The paper tackles the bottleneck of manual, annotation-heavy osteoclast analysis by introducing NOISe, a nuclei-aware, end-to-end instance segmentation framework built on YOLOv8l-seg. It provides the first public dataset of ~2×10^5 mouse osteoclast masks and ~4×10^4 human masks, plus a small nuclei dataset used to pretrain a detector that injects biological priors into segmentation. NOISe demonstrates strong cross-domain transfer from mouse to human, achieving a $mAP_{0.5}$ of 0.82 on mouse data and improved human segmentation compared to a mouse-only baseline, highlighting the value of nuclei-aware pretraining for domain generalization. The work offers public code, pretrained weights, and benchmarks to accelerate osteoporosis research and paves the way for broader domain adaptation in cellular image analysis.

Abstract

Osteoclast cell image analysis plays a key role in osteoporosis research, but it typically involves extensive manual image processing and hand annotations by a trained expert. In the last few years, a handful of machine learning approaches for osteoclast image analysis have been developed, but none have addressed the full instance segmentation task required to produce the same output as that of the human expert led process. Furthermore, none of the prior, fully automated algorithms have publicly available code, pretrained models, or annotated datasets, inhibiting reproduction and extension of their work. We present a new dataset with ~2*10^5 expert annotated mouse osteoclast masks, together with a deep learning instance segmentation method which works for both in vitro mouse osteoclast cells on plastic tissue culture plates and human osteoclast cells on bone chips. To our knowledge, this is the first work to automate the full osteoclast instance segmentation task. Our method achieves a performance of 0.82 mAP_0.5 (mean average precision at intersection-over-union threshold of 0.5) in cross validation for mouse osteoclasts. We present a novel nuclei-aware osteoclast instance segmentation training strategy (NOISe) based on the unique biology of osteoclasts, to improve the model's generalizability and boost the mAP_0.5 from 0.60 to 0.82 on human osteoclasts. We publish our annotated mouse osteoclast image dataset, instance segmentation models, and code at github.com/michaelwwan/noise to enable reproducibility and to provide a public tool to accelerate osteoporosis research.

Figures (7)

• Figure 1: Human osteoclast cell segmentations from our nuclei-aware osteoclast instance segmentation (NOISe) model, compared to a baseline YOLOv8 model. Since both models are trained only on mouse osteoclast data, this highlights the effectiveness of our nuclei-aware pretraining strategy for transfer learning to the human domain, where osteoclast microscope samples are harder to obtain and annotate.

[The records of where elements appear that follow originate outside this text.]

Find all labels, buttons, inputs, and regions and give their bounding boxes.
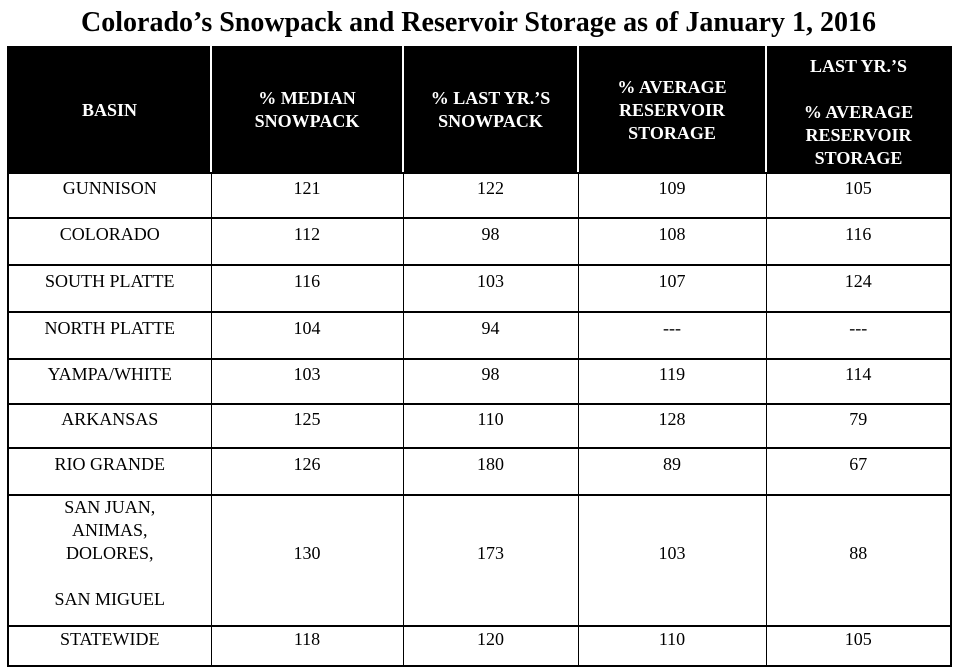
value-cell: 120: [402, 625, 579, 667]
header-cell-avg-reservoir-storage: % AVERAGE RESERVOIR STORAGE: [577, 46, 767, 174]
basin-cell: SOUTH PLATTE: [7, 264, 212, 313]
value-cell: 105: [765, 172, 952, 219]
value-cell: 130: [210, 494, 404, 627]
table-row: NORTH PLATTE 104 94 --- ---: [7, 311, 952, 360]
value-cell: 108: [577, 217, 767, 266]
header-cell-median-snowpack: % MEDIAN SNOWPACK: [210, 46, 404, 174]
value-cell: 103: [402, 264, 579, 313]
value-cell: ---: [765, 311, 952, 360]
value-cell: 124: [765, 264, 952, 313]
value-cell: 128: [577, 403, 767, 449]
value-cell: 119: [577, 358, 767, 405]
value-cell: 126: [210, 447, 404, 496]
value-cell: 109: [577, 172, 767, 219]
table-row: SOUTH PLATTE 116 103 107 124: [7, 264, 952, 313]
value-cell: 121: [210, 172, 404, 219]
table-row: GUNNISON 121 122 109 105: [7, 172, 952, 219]
basin-cell: GUNNISON: [7, 172, 212, 219]
value-cell: 98: [402, 358, 579, 405]
table-row: STATEWIDE 118 120 110 105: [7, 625, 952, 667]
value-cell: 79: [765, 403, 952, 449]
basin-cell: NORTH PLATTE: [7, 311, 212, 360]
header-row: BASIN % MEDIAN SNOWPACK % LAST YR.’S SNO…: [7, 46, 952, 174]
value-cell: 67: [765, 447, 952, 496]
value-cell: 107: [577, 264, 767, 313]
basin-cell: COLORADO: [7, 217, 212, 266]
header-cell-last-yr-avg-reservoir-storage: LAST YR.’S % AVERAGE RESERVOIR STORAGE: [765, 46, 952, 174]
basin-cell: STATEWIDE: [7, 625, 212, 667]
basin-cell: ARKANSAS: [7, 403, 212, 449]
value-cell: 94: [402, 311, 579, 360]
value-cell: 114: [765, 358, 952, 405]
basin-cell: SAN JUAN, ANIMAS, DOLORES, SAN MIGUEL: [7, 494, 212, 627]
value-cell: 110: [577, 625, 767, 667]
page-title: Colorado’s Snowpack and Reservoir Storag…: [81, 7, 876, 38]
value-cell: 118: [210, 625, 404, 667]
value-cell: 173: [402, 494, 579, 627]
table-row: COLORADO 112 98 108 116: [7, 217, 952, 266]
value-cell: 105: [765, 625, 952, 667]
value-cell: 103: [577, 494, 767, 627]
table-row: YAMPA/WHITE 103 98 119 114: [7, 358, 952, 405]
value-cell: 125: [210, 403, 404, 449]
table-row: ARKANSAS 125 110 128 79: [7, 403, 952, 449]
header-cell-last-yr-snowpack: % LAST YR.’S SNOWPACK: [402, 46, 579, 174]
basin-cell: YAMPA/WHITE: [7, 358, 212, 405]
value-cell: 110: [402, 403, 579, 449]
value-cell: 88: [765, 494, 952, 627]
header-cell-basin: BASIN: [7, 46, 212, 174]
table-row: SAN JUAN, ANIMAS, DOLORES, SAN MIGUEL 130…: [7, 494, 952, 627]
value-cell: 112: [210, 217, 404, 266]
value-cell: 104: [210, 311, 404, 360]
value-cell: 122: [402, 172, 579, 219]
value-cell: 180: [402, 447, 579, 496]
value-cell: 103: [210, 358, 404, 405]
basin-cell: RIO GRANDE: [7, 447, 212, 496]
table-row: RIO GRANDE 126 180 89 67: [7, 447, 952, 496]
value-cell: ---: [577, 311, 767, 360]
snowpack-table: BASIN % MEDIAN SNOWPACK % LAST YR.’S SNO…: [7, 46, 952, 667]
value-cell: 116: [210, 264, 404, 313]
table-header: BASIN % MEDIAN SNOWPACK % LAST YR.’S SNO…: [7, 46, 952, 174]
value-cell: 98: [402, 217, 579, 266]
table-body: GUNNISON 121 122 109 105 COLORADO 112 98 108 116 S…: [7, 172, 952, 667]
value-cell: 89: [577, 447, 767, 496]
value-cell: 116: [765, 217, 952, 266]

• Figure 2: An illustration of an osteoclast cell in purple acting on bone structure in light brown. Osteoclasts are responsible for bone-resorption, and are characterized by having three or more nuclei and being positive for purple TRAP enzyme stain.

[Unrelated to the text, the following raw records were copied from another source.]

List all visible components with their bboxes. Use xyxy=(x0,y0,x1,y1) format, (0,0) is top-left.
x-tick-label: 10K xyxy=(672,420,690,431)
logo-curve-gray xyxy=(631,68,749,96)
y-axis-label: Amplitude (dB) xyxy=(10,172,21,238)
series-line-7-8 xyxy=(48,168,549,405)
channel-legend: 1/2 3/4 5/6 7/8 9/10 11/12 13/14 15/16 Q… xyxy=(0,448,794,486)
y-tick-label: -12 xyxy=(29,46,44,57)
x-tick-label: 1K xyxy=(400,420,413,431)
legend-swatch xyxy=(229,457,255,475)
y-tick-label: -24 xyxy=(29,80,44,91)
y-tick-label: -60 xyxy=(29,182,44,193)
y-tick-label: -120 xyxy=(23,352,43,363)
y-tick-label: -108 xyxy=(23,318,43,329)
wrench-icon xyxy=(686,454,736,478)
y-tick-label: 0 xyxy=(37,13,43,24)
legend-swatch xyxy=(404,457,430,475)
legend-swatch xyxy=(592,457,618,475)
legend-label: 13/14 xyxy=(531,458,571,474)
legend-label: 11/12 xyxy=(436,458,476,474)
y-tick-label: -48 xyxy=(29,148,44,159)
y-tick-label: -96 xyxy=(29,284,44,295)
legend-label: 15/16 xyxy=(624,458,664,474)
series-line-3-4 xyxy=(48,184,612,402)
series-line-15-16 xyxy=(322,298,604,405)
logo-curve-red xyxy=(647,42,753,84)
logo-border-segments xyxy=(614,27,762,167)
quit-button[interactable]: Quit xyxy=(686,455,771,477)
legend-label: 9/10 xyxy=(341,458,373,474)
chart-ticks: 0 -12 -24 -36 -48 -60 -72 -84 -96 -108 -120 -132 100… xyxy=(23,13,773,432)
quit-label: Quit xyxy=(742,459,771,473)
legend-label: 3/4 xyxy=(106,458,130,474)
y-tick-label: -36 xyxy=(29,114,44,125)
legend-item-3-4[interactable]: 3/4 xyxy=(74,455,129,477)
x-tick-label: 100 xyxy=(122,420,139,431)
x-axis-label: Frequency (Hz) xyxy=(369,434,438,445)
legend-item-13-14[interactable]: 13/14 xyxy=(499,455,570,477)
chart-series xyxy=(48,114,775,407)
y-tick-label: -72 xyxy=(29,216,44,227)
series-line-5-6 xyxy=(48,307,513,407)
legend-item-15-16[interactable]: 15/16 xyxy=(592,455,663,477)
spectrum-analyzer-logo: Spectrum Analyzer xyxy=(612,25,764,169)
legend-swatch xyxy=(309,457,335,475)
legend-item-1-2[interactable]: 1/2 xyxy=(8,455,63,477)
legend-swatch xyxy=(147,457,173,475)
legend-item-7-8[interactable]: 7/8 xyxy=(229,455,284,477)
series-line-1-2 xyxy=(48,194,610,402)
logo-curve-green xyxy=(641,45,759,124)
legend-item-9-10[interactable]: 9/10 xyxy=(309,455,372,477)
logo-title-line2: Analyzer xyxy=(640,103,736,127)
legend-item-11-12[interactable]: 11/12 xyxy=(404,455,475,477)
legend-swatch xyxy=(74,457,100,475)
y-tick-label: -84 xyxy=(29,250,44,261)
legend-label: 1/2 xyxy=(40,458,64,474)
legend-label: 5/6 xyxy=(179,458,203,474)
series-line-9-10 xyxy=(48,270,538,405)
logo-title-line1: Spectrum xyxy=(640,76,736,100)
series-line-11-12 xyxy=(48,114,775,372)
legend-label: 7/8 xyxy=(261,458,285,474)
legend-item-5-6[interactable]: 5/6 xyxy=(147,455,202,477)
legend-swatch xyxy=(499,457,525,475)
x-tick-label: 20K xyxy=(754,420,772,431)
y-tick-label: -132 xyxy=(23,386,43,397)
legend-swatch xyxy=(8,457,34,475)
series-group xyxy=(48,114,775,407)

• Figure 3: An overview of NOISe, our nuclei-aware osteoclast instance segmentation training pipeline. A two-stage training process features a pretraining stage for multiclass detection weakly supervised by nuclei location information. The pretraining significantly boosts subsequent performance of the overall osteoclast instance segmentation model, especially in the data-scarce human domain.

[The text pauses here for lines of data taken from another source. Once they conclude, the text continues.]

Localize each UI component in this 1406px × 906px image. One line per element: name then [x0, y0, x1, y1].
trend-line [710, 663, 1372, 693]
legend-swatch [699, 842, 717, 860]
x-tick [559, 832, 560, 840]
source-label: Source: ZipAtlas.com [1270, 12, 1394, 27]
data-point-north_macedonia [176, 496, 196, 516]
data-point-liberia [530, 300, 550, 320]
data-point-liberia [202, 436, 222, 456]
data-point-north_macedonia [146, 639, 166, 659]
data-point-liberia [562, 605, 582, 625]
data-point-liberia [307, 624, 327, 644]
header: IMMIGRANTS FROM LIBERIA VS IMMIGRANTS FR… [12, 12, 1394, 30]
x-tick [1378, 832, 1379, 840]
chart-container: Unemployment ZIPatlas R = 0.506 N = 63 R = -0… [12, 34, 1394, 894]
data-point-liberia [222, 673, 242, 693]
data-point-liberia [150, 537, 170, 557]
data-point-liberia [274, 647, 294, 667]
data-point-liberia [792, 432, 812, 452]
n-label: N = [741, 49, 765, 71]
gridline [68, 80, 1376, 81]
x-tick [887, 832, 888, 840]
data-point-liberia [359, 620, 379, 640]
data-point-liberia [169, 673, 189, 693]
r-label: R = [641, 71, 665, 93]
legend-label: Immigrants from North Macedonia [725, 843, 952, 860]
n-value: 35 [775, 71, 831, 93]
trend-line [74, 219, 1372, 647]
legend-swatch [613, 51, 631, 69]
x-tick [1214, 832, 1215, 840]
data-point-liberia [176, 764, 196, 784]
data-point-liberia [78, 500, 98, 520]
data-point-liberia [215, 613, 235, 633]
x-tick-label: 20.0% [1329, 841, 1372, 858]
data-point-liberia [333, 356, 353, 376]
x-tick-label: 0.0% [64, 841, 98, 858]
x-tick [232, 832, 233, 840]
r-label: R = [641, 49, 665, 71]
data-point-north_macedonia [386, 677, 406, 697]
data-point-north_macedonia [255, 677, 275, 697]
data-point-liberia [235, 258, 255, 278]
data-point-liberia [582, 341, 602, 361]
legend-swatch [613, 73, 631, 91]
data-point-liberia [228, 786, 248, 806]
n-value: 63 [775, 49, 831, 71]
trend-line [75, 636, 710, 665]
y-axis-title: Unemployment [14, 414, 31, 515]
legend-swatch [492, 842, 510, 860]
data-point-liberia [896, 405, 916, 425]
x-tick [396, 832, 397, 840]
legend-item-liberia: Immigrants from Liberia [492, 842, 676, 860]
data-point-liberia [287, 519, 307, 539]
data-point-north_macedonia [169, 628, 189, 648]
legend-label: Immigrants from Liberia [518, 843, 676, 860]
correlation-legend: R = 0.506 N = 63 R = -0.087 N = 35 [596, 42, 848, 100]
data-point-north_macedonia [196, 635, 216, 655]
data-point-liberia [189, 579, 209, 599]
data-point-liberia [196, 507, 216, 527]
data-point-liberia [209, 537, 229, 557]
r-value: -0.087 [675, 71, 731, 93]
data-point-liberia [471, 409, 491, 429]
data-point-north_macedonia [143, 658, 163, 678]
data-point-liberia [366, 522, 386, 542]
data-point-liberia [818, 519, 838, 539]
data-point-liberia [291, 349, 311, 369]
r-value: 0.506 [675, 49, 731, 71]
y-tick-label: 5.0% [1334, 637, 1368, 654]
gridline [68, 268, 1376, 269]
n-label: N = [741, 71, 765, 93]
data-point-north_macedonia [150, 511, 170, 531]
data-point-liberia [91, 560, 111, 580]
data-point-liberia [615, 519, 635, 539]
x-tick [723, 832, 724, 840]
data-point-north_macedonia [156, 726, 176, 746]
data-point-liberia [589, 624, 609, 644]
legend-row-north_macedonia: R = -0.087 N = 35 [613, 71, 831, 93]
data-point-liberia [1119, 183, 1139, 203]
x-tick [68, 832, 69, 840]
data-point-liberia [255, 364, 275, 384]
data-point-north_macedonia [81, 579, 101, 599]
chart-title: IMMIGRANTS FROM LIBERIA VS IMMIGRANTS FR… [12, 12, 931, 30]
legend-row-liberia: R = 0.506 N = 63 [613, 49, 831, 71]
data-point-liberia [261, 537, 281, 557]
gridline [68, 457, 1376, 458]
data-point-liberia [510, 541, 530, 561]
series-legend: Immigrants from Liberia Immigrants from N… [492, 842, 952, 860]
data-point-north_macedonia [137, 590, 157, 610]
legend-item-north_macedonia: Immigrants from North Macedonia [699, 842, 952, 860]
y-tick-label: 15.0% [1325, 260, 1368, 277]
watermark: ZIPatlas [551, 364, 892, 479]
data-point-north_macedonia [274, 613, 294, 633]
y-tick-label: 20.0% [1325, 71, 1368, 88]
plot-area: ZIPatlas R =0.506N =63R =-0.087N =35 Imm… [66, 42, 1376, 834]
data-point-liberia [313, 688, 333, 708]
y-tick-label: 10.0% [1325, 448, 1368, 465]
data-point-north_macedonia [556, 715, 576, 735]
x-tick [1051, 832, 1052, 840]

• Figure 4: Detail from a mouse osteoclast microscope image, together with weak ground truth nuclei labels (note the uniform size and shape of the boxes), and YOLOv8 object detection predictions of the same. Our nuclei-aware training method exploits this weak ground truth information to improve the generalizability of osteoclast instance segmentation.
• Figure 5: Cell images and cropped patches from mouse experiments M1 through M5, and human experiments H1 and H2, illustrating the diversity in slide lighting, background, and appearance, and in osteoclast size, shape, and density in our data.